From a New York Times article on Google's earnings announcement yesterday:
The company topped published forecasts on Thursday, reporting that its net income in the first quarter jumped more than 37 percent from the recession-mired quarter a year ago. Sales grew 23 percent from the period a year earlier.
But the stock was down nearly 5 percent in after-hours trading because the results were lower than the "whisper number" of analysts, the unpublished estimate that some analysts give clients....
On average, Wall Street analysts surveyed by Thomson Reuters expected Google to report profit, excluding items like the cost of stock options, of $6.60 a share and net revenue of $4.95 billion.
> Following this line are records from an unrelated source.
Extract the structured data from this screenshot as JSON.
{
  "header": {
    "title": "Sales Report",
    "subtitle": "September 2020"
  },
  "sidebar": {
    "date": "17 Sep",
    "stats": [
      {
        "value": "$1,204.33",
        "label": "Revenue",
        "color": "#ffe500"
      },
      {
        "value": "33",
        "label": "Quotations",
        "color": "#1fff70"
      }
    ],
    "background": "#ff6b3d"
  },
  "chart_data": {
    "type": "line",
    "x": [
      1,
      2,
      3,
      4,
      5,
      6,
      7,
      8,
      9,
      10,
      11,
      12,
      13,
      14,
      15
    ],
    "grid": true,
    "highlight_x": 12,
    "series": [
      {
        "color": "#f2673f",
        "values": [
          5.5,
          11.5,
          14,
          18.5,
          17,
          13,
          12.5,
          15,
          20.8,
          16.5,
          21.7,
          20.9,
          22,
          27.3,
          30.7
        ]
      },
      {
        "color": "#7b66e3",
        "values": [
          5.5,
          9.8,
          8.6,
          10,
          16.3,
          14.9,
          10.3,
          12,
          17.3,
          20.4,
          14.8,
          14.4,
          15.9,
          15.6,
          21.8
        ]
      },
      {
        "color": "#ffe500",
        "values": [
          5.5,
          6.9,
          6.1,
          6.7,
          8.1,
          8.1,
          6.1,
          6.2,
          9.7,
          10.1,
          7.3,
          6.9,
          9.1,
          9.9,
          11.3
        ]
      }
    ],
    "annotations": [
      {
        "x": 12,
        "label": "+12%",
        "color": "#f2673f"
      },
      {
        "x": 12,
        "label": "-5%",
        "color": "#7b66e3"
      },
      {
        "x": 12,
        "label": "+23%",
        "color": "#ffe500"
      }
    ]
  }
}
The per-share whisper number was about 15 cents higher, according to whispernumber.com.
When even the New York Tmes, in a routine earnings article, is linking to a paid Web site offering information about "the unpublished estimate that some analysts give clients," estimates that are different from the estimates published by Thomson Reuters, it's enough to cause the anti-fraud antennae of even a skeptic of regulation such as myself to quiver. Of course, it's the Securities and Exchange Commission's regulation of this kind of information that gives the whispers whatever value they have in the first place. I guess you can argue that anyone who buys or sells a stock based on a "whisper number" doesn't deserve to be protected from their own silliness, but the whole thing runs counter to the ideas of transparency and equal information that undergird the rules. Who is doing the whispering and what are they giving in exchange for getting the whispers? The whole subject is ripe for investigation.
Update: The founder of the Whisper number site has a comment below addressing some of these issues. It is worth reading.
Disclosure: Long Google. I used the whisper-number-related selloff this morning to buy some more.